Arnold could face the death when the penalty phase begins Monday.
The 31-year-old woman was convicted of aggravated murder in the death of 28-day-old Paris Talley on Aug. 30, 2005, at her home at 415 Hall Ave. The apartment was in the since-demolished Parkside Homes public housing complex.
Jurors began deliberating at 4:30 p.m. Thursday, but broke off around 8 p.m. They resumed this morning and had a verdict by about 11:30 a.m. The jurors were sequestered during deliberations and were taken to an area hotel.
The closing arguments and the jury instructions given by Montgomery County Common Pleas Judge Mary Wiseman took up nearly all of Thursday afternoon.
Assistant county prosecutor Dan Brandt told the jury during his closing argument that Arnold’s actions were “even more purposeful” than a slaying with a gun or a knife. Arnold had to carry the baby over, place her in the microwave, shut the door, then press buttons. Then she waited while her child cooked to death, Brandt said.
“If that’s not purposeful, what is?” Brandt asked.
Arnold admitted to police that the baby woke her up about 2:30 a.m., Brandt said. She also told police that she was alone, beside her other children, who were asleep upstairs, Brandt said.
Paris arrived at Children’s Medical Center with burns all over the front of her body, but no skin or fluid on her pink nightgown. Police found a tub filled with water and “translucent material” consistent with skin, Brandt said.
“That was baby Paris’ skin,” Brandt said. “It had her DNA. Baby Paris was cleaned up. She was re-dressed after she died.”
Brandt also said Arnold’s comments to hospital personnel, expressing surprise about the baby’s burns, “defied common sense. How could any person not have known those burns were present.”
Defense attorney Jon Paul Rion attacked the case and said that the evidence pointed as much to Terrell Talley, the baby’s father, as it did Arnold.

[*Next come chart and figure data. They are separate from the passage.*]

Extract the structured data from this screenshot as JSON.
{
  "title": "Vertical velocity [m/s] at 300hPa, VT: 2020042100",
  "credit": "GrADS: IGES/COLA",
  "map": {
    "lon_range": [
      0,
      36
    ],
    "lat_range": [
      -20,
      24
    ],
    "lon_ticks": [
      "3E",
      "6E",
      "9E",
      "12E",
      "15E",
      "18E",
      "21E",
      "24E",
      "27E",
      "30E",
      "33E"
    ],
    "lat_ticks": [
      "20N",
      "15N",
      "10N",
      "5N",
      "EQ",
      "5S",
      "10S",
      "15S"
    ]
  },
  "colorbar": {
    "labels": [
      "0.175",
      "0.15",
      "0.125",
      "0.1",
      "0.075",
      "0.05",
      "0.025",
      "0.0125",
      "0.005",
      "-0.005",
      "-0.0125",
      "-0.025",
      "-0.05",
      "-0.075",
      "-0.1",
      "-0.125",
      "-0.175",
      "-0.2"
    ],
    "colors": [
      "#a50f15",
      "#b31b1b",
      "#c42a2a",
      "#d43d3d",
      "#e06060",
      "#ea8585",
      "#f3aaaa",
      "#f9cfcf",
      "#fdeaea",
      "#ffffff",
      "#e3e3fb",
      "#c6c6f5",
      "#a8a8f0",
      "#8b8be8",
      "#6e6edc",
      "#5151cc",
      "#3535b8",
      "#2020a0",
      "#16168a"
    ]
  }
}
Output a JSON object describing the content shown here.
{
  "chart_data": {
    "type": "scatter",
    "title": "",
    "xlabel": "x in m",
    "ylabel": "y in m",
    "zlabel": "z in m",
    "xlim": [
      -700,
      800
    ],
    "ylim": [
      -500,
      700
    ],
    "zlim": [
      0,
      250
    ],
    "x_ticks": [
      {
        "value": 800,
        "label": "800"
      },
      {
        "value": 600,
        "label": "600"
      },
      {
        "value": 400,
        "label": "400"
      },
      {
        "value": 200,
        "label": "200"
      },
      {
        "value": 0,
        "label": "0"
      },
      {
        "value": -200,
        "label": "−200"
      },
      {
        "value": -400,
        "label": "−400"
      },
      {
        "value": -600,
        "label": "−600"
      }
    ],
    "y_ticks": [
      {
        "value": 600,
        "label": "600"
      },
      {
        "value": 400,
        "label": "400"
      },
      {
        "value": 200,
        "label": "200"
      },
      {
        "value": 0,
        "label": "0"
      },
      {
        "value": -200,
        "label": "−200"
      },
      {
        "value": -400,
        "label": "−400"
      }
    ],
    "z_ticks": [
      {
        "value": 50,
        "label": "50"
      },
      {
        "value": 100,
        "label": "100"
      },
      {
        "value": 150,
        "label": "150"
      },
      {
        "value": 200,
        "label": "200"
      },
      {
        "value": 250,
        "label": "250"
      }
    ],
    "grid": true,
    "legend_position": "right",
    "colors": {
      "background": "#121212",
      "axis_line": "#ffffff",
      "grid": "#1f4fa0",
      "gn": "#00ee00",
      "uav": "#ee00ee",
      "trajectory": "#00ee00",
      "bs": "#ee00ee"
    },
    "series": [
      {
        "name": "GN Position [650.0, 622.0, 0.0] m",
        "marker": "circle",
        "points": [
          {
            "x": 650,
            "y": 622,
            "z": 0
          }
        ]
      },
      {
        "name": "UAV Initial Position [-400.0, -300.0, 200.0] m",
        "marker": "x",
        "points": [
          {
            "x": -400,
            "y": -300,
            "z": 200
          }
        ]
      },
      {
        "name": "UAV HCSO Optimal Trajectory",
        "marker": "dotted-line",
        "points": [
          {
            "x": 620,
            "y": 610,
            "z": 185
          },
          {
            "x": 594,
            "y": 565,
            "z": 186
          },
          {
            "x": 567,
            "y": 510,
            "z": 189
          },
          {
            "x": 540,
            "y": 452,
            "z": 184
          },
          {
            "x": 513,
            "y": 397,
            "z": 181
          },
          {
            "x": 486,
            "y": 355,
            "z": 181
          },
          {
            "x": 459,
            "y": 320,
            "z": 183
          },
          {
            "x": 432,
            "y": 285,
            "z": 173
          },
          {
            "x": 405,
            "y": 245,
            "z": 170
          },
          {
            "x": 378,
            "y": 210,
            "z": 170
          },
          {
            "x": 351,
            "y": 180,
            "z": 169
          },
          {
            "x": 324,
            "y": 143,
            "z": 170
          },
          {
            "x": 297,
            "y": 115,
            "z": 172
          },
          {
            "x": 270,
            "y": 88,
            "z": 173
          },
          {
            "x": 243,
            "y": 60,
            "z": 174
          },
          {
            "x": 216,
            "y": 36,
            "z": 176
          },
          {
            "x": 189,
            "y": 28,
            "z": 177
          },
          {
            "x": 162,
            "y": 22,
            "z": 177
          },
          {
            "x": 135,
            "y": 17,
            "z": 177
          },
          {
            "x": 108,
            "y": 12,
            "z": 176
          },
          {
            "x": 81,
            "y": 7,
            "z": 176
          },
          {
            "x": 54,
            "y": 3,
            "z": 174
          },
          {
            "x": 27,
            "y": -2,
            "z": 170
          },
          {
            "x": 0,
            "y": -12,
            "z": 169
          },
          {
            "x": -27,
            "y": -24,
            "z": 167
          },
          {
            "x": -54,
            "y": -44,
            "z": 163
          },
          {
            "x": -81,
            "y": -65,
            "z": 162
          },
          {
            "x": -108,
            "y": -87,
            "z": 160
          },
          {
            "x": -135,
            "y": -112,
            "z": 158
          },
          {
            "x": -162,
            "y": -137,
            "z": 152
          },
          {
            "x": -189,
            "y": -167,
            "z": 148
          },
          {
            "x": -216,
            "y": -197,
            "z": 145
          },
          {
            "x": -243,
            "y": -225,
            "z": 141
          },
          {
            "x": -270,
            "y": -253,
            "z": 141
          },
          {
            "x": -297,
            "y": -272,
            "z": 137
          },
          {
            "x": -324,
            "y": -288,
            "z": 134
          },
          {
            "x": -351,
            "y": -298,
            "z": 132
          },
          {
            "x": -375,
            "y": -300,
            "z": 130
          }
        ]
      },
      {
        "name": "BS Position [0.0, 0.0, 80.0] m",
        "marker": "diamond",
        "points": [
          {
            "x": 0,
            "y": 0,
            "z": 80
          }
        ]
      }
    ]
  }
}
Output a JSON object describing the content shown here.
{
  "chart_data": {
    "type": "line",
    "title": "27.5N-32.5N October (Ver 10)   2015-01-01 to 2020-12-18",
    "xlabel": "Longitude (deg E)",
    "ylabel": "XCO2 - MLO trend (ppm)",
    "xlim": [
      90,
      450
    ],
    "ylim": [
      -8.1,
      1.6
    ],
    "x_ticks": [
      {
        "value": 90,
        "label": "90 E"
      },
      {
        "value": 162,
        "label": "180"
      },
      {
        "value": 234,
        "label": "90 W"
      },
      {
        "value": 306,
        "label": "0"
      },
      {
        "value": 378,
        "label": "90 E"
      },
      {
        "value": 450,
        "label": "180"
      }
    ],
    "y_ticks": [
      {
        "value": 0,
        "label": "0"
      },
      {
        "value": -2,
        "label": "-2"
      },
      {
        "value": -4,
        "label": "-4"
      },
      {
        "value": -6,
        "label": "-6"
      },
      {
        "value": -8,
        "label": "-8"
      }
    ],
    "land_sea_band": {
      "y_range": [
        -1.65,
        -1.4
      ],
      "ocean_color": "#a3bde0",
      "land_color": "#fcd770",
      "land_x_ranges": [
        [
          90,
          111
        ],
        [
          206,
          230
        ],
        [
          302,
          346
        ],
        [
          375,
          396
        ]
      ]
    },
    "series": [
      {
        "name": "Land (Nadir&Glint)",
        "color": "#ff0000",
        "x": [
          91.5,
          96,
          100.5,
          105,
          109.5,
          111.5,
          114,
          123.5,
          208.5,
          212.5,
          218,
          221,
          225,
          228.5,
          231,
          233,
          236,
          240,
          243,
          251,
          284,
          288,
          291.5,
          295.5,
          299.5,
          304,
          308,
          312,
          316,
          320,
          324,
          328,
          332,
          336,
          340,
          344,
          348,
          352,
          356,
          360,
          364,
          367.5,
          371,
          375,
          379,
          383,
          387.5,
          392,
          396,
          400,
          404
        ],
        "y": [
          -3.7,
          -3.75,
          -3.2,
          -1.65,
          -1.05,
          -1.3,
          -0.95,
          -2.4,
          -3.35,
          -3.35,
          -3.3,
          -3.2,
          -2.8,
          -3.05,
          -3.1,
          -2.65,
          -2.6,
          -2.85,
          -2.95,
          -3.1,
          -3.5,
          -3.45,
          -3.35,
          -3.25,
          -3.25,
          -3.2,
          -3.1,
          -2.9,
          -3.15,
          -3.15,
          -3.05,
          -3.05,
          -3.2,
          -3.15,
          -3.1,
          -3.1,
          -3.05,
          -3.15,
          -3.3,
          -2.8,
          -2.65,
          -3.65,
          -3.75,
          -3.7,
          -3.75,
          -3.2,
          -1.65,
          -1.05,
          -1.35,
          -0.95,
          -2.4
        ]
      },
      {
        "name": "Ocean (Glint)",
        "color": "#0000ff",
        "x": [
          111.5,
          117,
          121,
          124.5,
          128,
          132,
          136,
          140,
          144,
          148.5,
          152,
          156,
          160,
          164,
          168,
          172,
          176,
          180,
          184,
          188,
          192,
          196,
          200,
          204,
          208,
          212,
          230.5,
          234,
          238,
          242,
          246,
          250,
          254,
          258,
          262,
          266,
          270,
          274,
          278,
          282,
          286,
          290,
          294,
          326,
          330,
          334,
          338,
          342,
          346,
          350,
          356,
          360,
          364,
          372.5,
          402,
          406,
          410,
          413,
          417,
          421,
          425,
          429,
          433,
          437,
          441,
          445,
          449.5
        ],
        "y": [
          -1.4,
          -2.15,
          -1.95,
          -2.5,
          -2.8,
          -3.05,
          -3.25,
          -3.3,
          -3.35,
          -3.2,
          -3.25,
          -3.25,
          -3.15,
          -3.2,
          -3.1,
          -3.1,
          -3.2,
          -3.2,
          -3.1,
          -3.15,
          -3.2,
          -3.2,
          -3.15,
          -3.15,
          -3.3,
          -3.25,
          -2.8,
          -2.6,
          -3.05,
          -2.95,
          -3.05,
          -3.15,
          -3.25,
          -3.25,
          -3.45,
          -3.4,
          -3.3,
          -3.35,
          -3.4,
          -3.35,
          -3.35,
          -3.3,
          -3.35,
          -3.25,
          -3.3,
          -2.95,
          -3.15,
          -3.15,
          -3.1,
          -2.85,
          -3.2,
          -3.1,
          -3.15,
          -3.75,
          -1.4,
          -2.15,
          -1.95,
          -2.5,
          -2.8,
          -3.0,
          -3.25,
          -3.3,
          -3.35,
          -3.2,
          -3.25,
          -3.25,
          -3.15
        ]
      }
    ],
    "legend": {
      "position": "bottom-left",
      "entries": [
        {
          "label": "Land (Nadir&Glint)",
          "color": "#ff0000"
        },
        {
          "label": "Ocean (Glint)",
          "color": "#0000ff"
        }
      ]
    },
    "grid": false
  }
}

“This doesn’t make sense to you,” Rion said. “It doesn’t. I’ve been watching your faces.”
He said the prosecutor cut and fit evidence to show “this loving mother somehow was so evil that she killed her baby in this way.”
Rion said that testimony from Talley that Arnold said “I killed my baby” left out crucial context that she meant she failed as a mother by allowing the crime to happen, not that she did it herself. His voice breaking, Rion noted that several of the women on the jury were mothers and asked “wouldn’t you feel personally responsible?”
Rion also said that Arnold was very intoxicated, having drank half of a bottle of Bacardi 151 Rum.
“No mother is going to do this, in this way,” Rion said. “China Arnold is innocent of these charges.”
Assistant county Prosecutor David Franceschelli then gave the final closing argument, ridiculing Arnold as “the mother of the year.”
He said that Arnold told hospital personnel that the baby’s body felt warm in the middle of the night.
“The only person who should have known the baby was hot to the touch was the murderer,” Franceschelli said. “Those were her words, because she’s the murderer.”
Franceschelli said that there was no testimony that the matter on the shoes was a bodily substance, nor was there any evidence presented as to the exact amounts of rum Arnold drank. He also said that three other witnesses corroborated Terrell Talley’s account of giving a key to his sister to check on Arnold and the baby, then lock the door.
“Everyone’s lying except the defendant,” Franceschelli said. “That’s what you have to believe. Everybody’s lying but her, and she couldn’t tell the same story twice.”
Unlike the first two trials, in 2008, there was no jury view of the crime scene. Arnold’s former residence, 415 Hall Ave., was part of the Parkside Homes housing complex that has since been torn down.
The first trial ended in February 2008 in a mistrial after the boy came forward - after the defense had rested - and said he saw another child put the baby in the oven. The boy was 5 years old in August 2005.
Arnold was convicted of all charges in September 2008 and sentenced to life without parole. The Ohio Second District Court of Appeals reversed that conviction in November 2010.